Continuamos nossas rotinas dos anos que se passaram: ela fazia suas pesquisas numa grande mesa de estudos, e eu me isolava na biblioteca. Até o temível dia que invadiram o segundo andar: perdemos as fotos dos nossos filhos. Matilde perdeu seus cálculos de anos de estudos e ficou desesperada sem o sentido que regia sua vida. Sem meus livros, uma parte minha deixou de existir. Meu corpo foi lentamente decaindo, já que ele sabia que sem os livros eu não era o mesmo. Eu era tão próximo daqueles livros como filhos que se perderam espalhados por todo o mundo.

Matilde e eu nos trancamos no terceiro andar. Havíamos perdido tudo, mas tínhamos um ao outro. Por um momento, isso bastou. Segurei sua mão na tentativa de reafirmar nosso amor, mas ela dispensou. Ela disse que já sabia, que no final das contas era aquilo que nos restava. Os dois se olhando enquanto nossa casa era lentamente tomada.

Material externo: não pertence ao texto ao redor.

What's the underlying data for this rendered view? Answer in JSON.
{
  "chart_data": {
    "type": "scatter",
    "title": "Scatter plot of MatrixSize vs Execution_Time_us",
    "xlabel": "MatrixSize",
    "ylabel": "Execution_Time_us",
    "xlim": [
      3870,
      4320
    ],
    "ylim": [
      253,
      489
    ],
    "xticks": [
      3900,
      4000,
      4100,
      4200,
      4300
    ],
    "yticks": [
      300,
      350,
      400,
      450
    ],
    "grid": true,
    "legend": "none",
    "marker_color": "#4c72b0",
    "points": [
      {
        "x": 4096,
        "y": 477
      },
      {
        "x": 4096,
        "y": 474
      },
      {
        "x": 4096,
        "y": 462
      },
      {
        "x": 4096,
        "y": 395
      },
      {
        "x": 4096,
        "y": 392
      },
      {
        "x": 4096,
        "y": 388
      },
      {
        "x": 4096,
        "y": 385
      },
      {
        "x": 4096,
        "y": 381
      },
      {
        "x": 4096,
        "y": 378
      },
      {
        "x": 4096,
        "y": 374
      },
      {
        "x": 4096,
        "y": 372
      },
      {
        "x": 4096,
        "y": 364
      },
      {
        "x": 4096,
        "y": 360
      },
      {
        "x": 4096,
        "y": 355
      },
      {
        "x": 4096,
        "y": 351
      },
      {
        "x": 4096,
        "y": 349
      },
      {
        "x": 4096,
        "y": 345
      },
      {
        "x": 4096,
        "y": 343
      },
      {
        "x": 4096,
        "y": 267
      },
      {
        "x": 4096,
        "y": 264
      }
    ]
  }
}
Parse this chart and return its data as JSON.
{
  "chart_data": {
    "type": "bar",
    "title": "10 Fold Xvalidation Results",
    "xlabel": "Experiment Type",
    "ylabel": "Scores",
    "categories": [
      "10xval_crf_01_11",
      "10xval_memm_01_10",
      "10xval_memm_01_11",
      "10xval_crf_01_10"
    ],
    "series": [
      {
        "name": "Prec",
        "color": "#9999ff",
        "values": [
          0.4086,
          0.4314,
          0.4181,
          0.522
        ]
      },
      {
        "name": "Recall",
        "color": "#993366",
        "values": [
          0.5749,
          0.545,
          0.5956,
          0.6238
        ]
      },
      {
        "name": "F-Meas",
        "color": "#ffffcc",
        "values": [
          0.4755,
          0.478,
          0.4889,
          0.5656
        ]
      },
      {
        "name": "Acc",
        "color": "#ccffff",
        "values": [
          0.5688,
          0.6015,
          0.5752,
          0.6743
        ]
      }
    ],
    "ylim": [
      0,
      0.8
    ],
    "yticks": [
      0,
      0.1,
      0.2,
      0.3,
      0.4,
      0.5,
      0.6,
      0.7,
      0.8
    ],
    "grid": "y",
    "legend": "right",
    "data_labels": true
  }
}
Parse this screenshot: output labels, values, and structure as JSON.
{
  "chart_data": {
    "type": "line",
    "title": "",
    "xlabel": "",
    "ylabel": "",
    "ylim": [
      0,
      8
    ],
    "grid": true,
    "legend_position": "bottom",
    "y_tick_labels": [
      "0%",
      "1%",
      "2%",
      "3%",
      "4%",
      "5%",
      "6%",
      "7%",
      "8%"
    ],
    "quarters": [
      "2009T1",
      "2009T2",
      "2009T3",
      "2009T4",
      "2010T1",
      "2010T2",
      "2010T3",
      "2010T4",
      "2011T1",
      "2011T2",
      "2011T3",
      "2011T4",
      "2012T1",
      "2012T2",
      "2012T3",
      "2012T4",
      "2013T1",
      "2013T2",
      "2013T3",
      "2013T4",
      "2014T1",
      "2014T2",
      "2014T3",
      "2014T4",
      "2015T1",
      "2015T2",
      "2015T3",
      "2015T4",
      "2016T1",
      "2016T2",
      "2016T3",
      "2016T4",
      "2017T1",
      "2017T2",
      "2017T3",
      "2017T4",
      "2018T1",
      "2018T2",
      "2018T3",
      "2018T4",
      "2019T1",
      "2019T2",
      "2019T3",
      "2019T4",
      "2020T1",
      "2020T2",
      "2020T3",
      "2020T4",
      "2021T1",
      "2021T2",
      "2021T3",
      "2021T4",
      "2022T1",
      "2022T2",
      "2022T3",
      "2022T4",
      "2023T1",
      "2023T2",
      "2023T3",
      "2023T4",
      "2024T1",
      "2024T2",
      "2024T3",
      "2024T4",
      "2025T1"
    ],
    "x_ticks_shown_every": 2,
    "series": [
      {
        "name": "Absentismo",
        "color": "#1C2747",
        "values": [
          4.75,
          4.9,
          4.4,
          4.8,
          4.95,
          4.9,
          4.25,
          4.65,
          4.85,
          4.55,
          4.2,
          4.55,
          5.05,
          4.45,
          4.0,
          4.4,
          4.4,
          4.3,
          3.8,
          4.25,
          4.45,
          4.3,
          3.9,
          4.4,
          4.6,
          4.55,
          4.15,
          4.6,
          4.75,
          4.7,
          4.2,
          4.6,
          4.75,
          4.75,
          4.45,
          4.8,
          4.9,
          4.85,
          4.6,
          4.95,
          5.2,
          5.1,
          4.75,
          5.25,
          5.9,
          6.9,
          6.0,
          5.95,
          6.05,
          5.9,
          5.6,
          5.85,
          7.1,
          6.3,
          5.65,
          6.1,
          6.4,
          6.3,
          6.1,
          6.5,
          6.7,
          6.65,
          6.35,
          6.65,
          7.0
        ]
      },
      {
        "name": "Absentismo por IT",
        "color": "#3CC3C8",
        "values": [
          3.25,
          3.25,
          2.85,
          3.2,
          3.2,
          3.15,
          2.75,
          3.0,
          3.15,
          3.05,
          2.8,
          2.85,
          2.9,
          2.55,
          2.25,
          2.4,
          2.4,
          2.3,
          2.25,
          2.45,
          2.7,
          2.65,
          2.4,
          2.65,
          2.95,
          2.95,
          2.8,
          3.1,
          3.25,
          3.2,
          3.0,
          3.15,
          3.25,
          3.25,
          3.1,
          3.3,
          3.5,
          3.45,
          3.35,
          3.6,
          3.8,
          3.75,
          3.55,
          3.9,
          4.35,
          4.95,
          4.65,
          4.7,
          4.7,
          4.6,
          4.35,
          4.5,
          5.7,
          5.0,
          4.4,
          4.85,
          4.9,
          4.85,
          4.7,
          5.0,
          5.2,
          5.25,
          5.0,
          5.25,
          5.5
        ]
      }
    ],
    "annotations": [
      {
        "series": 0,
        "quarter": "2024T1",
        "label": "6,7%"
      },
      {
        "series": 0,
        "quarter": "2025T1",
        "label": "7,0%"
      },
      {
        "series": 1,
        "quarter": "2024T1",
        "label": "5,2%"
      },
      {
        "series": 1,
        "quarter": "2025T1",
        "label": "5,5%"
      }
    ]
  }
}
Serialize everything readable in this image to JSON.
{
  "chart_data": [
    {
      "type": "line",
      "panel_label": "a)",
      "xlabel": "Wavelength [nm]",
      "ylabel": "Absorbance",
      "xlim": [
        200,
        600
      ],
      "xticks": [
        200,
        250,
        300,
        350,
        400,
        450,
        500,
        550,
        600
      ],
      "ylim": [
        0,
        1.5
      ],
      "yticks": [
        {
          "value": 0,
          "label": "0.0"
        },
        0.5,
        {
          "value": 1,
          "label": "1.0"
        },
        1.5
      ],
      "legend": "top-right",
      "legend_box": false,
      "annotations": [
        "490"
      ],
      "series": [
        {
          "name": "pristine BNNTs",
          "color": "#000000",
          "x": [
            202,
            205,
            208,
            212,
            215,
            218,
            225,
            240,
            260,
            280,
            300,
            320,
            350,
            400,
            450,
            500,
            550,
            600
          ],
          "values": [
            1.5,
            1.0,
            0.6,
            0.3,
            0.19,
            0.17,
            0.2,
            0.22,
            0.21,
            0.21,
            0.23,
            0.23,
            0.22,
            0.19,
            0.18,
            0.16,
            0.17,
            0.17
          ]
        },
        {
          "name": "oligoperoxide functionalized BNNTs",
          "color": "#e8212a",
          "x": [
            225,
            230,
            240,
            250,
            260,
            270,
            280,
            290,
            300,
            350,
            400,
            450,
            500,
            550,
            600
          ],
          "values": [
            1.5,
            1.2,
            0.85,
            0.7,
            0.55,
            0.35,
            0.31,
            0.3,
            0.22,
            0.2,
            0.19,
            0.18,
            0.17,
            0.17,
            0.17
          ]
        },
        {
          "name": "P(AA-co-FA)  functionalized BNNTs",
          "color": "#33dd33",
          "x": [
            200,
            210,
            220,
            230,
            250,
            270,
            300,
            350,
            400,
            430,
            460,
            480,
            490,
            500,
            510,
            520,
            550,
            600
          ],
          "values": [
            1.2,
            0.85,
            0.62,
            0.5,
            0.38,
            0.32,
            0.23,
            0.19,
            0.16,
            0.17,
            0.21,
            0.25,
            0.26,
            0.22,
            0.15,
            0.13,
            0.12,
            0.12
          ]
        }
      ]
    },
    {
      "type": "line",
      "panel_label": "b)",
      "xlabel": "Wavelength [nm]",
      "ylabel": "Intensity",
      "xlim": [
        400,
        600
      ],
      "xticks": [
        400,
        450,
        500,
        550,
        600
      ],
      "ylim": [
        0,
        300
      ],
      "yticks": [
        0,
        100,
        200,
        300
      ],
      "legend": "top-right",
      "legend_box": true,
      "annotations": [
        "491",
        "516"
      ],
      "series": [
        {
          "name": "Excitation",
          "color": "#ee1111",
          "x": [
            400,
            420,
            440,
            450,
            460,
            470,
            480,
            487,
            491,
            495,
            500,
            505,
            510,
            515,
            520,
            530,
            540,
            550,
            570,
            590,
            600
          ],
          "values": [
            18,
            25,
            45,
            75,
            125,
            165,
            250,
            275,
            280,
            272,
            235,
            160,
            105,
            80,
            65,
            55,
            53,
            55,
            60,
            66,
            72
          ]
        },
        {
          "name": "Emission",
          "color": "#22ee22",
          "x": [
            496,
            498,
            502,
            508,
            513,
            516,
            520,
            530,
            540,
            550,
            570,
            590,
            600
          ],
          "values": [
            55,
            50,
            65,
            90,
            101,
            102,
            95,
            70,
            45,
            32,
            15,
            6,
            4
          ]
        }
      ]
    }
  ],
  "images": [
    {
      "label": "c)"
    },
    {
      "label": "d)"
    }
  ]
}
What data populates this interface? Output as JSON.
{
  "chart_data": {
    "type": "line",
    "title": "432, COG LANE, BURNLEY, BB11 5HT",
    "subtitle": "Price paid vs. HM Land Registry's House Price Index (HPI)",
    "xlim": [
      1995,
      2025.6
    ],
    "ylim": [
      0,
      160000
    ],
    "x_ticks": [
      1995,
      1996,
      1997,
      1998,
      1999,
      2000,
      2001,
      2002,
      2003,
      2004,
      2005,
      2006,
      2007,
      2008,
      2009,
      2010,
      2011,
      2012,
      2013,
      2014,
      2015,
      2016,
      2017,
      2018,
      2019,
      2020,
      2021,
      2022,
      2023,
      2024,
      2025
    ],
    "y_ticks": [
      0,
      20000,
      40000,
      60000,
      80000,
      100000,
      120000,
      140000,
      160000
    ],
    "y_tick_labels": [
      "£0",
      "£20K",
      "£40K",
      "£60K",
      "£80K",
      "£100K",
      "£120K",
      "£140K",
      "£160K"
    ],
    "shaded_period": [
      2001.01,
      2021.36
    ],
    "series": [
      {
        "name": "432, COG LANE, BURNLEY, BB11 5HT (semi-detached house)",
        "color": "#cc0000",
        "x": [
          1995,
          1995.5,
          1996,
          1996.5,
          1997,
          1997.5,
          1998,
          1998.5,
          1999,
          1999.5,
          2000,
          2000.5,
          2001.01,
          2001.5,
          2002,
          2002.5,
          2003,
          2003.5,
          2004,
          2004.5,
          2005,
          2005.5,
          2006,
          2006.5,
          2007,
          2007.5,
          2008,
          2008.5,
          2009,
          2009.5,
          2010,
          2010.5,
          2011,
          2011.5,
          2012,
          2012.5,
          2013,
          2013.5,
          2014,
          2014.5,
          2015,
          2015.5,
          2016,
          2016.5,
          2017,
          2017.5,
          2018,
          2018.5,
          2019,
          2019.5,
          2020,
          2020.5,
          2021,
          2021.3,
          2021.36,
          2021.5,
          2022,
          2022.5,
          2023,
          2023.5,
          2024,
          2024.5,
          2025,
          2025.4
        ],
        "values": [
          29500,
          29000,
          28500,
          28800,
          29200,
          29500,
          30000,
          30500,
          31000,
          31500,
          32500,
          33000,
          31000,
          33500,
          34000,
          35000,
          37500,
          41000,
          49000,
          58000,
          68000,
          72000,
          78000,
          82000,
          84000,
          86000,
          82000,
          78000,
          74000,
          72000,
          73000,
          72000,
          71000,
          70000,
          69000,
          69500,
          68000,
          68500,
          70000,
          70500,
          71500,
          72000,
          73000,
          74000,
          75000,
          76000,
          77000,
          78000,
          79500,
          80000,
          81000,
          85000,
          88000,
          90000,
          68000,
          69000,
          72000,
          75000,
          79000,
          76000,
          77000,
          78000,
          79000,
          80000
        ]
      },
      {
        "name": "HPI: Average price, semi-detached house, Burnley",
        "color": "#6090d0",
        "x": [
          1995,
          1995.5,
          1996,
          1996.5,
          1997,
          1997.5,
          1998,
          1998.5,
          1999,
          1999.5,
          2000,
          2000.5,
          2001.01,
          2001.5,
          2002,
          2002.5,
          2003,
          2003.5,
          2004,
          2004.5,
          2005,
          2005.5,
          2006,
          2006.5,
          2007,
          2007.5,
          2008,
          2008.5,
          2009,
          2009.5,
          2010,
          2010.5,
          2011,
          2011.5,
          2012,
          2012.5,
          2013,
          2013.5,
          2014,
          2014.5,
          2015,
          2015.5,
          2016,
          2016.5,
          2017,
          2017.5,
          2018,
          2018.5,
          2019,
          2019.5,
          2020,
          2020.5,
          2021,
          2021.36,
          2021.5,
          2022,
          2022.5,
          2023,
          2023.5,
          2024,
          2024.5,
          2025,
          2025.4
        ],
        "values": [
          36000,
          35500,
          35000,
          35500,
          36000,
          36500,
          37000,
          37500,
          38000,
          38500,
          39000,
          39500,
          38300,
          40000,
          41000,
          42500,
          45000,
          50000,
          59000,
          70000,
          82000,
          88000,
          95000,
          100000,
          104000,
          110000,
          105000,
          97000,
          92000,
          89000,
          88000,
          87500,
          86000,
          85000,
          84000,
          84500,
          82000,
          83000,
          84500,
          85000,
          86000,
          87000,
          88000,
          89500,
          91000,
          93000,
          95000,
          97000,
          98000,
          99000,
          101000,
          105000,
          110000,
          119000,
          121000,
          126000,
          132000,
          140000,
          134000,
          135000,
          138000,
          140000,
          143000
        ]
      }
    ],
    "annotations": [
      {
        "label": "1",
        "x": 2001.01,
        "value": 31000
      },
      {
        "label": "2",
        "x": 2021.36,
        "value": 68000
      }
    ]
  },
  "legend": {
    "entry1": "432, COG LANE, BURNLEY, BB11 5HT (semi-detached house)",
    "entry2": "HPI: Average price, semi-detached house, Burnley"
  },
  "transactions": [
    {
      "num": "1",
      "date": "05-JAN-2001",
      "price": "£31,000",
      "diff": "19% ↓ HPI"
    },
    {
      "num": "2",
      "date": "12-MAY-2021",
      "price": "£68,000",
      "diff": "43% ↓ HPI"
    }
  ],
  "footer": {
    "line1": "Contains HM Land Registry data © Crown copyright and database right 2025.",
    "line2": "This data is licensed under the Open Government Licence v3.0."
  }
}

Os ladrões invadiram o último andar. Eu e Matilde nos separamos. Não restava mais nada. Saí do escritório e deixei os ladrões me roubarem. Disse lentamente a aqueles que vinham tomar toda minha vida: Vocês tomaram Matilde, do que me importa o resto da casa? Sem Matilde, um escuro imenso começou a tomar conta da casa. Não adianta mais fugir. A luz que iluminava o canto mais minúsculo da casa foi embora. Então ela é toda sua. Parabéns, pela casa tomada. A casa foi embora, assim que Matilde se foi.

Comentários

  1. muito bom rapaz. muito bom! tente sintetizar mais suas histórias (como fez com essa)! assim fica mais facil de ler. ou se não solta ela em pedaços picados. haha! só uma dica! abraço!

    ResponderExcluir

Postar um comentário

Postagens mais visitadas deste blog

Congresso geral do Fracasso.

A morte das palavras.

Esquecimento.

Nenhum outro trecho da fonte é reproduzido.